Thursday, August 28, 2014
Knee Defender
Above is a controversial product for use on airplanes. It was designed by a tall man who traveled frequently. Once clipped onto the sides of an open tray table, the two elements prevent the person ahead of you from reclining the seat back.
I say controversial because, recently, there was a controversy. It's a funny story.
What Happened
On a United flight from Newark to Denver, a woman decided to recline her seat. She was frustrated in this effort because the man behind her had clipped a pair of Knee Defenders into the tray table behind her seat.
The woman called a flight attendant and complained. The flight attendant told the man to remove the Knee Defenders. He refused. The woman retaliated by throwing a glass of water in the man's face.
The pilot was notified. The jet was diverted to Chicago, and the woman and man were told to leave the plane. After they got off, the flight continued to its original destination.
What Happened Next
This event, reported broadly, brought to the boil a discussion that always simmers just beneath the surface for air travelers.
-- The Knee Defender inventor reported a 500 percent increase in orders for his product ($21.95 + S&H from his site, $59.95 + S&H from Amazon) after the contretemps on the United jet.
-- A commenter in today's New York Times took the side of the aggrieved seat recliner. The title of his piece -- "Don't Want Me to Recline My Airline Seat?
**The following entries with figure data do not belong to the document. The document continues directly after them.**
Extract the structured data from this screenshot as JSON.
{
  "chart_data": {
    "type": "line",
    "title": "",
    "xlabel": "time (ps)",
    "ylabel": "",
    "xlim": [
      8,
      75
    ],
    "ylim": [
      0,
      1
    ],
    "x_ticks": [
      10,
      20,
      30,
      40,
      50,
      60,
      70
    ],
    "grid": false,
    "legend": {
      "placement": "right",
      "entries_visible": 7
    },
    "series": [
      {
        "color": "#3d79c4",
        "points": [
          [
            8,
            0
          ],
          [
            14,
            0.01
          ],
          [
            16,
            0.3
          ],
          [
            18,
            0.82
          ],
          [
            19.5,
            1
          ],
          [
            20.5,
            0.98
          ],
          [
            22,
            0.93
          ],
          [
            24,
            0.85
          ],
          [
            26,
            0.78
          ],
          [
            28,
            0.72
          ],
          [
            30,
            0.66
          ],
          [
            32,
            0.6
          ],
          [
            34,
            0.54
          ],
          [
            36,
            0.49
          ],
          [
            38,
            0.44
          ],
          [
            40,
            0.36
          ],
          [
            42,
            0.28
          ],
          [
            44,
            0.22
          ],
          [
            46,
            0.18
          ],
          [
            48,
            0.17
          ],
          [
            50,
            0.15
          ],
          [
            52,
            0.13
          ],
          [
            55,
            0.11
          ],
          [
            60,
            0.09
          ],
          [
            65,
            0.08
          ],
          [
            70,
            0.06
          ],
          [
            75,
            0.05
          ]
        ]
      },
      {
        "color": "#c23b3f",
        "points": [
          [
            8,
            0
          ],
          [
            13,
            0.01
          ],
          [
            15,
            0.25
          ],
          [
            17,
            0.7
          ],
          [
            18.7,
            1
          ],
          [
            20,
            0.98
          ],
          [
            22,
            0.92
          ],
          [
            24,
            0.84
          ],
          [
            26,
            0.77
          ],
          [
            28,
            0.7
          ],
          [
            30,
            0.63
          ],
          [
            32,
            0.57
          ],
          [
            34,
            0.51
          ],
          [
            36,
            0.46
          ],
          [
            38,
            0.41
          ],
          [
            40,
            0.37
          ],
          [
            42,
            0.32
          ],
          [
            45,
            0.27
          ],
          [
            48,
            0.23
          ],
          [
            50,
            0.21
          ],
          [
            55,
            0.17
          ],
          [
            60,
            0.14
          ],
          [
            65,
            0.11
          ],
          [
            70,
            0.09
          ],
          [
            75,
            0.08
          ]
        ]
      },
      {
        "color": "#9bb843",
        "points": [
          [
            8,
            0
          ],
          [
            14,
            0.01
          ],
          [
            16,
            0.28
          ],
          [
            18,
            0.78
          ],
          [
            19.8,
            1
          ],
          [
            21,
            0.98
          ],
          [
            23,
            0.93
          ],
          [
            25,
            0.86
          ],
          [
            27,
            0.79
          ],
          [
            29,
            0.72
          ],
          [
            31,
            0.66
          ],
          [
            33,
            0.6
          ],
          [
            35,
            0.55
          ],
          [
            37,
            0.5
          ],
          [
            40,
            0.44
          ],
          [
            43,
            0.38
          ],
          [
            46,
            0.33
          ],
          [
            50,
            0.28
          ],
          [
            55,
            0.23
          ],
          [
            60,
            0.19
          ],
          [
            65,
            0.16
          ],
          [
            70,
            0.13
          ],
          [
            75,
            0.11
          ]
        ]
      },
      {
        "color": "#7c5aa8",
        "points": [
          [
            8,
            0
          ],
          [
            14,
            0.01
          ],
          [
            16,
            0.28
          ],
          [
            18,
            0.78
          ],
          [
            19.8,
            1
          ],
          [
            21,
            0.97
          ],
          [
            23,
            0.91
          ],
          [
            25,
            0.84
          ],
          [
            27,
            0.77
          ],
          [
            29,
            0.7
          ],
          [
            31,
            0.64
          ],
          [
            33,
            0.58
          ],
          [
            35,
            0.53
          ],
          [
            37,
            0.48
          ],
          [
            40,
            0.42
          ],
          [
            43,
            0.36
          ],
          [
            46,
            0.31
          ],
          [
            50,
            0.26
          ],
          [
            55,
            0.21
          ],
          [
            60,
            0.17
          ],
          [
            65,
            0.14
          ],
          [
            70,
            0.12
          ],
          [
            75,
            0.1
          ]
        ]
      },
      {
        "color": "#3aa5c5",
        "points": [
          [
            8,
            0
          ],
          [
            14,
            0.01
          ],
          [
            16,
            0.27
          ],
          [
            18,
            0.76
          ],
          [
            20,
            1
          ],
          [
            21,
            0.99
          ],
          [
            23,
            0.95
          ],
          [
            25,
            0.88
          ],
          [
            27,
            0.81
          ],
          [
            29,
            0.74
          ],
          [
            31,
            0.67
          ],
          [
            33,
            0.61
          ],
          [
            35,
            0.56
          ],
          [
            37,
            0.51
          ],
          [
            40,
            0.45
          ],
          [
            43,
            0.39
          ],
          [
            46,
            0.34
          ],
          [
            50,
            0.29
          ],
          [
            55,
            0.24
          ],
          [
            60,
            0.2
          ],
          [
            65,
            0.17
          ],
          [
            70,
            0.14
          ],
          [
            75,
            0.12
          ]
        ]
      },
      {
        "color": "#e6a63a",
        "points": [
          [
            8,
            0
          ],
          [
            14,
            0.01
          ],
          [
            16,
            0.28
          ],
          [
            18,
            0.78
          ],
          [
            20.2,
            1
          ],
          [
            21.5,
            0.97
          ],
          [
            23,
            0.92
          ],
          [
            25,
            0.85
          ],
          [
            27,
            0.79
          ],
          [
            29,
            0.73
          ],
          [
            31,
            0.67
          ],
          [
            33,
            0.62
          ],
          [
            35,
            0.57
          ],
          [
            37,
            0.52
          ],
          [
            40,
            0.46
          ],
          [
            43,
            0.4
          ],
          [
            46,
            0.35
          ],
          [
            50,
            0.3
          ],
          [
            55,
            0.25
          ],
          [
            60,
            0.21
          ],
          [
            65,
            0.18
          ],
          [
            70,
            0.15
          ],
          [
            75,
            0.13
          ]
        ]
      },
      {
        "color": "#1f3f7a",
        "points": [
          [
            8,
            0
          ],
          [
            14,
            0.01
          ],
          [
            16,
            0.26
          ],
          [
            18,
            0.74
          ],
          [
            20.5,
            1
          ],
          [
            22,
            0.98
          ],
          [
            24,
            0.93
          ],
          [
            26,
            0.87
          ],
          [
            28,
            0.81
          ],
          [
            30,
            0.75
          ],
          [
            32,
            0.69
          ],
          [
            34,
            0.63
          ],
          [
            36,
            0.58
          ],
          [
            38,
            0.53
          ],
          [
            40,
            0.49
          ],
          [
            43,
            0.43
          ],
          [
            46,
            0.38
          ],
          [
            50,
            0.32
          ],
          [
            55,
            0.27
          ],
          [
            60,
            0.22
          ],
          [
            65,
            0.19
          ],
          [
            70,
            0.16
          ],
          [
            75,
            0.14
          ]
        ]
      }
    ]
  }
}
You Can Pay Me" explained the theme. Within hours, more than 2,300 comments had been filed. Most seemed to incline to the position that the columnist (who suggested in a similar column in 2011 that he would be willing to accept a payment of $75 not to recline his seat) was, in current parlance, a real dick.
What to Do
The Knee Defender debuted in 2003. Every time it is mentioned in the press, sales spike. Some airlines have banned it. Flight attendants don't want to deal with it or to mediate arguments between passengers who like to tip their seats back and the people who sit behind them.
The seat reclining people have their points.
-- Airline seats are designed to recline, therefore they can do it.
-- They suffer from injuries or ailments that make sitting up straight uncomfortable.
The people who sit behind them also have some points.
-- It is difficult to view a seat back screen, work on a laptop, read a newspaper, eat food
or drink a beverage when the back of a forward seat is within inches of one's face.
-- People with long legs have no place to put their knees when seat backs are lowered.
Everybody seems to blame the airlines for shoehorning people into ever smaller and more closely spaced seats. But people shop carefully for airline tickets, looking for the lowest possible price, and airlines have responded with cattle-car arrangements. No market has surfaced for slightly larger seats and spacing that cost slightly more. (Most travelers in business or first-class seats are wealthy, traveling on expense accounts or using upgrades based on frequent-flier miles; they are a small portion of the flying population.)
Apparently, some airlines have seats that slide forward when seat backs are lowered. This sounds good to me, but I am not aware of any U.S. carrier whose planes have such seats.
One nice idea is that travelers should speak with each other. Those who want to recline should ask passengers behind them whether that would annoy them, and passengers who would feel inconvenienced by a having a forward seat reclined should explain their preferences.
This is impossible, of course. By the time passengers have stood in TSA lines, emptied bags and disrobed for TSA inspections, waited for long periods to get cups of mediocre coffee at the airport Starbucks and then been herded slowly aboard airplanes, they pretty well have had it. They have no more energy left. Speaking politely with strangers who disagree with them is asking more of them than they can muster.
It is an unsolvable muddle.
Note: Knee Defender may not be the only way to frustrate people who like to recline in your face.
Several years ago a blog called Lifehacker featured an article about a flier who had found that wedging a water bottle (purchased after clearing TSA, of course) wedged into between a tray table and a seat back accomplished the same objective. A picture is below.
In comments following the post, a reader reported similar success wedging a rubber door stop somewhere in the back of a forward seat.
Frustrated people can be inventive in their tactics and devices.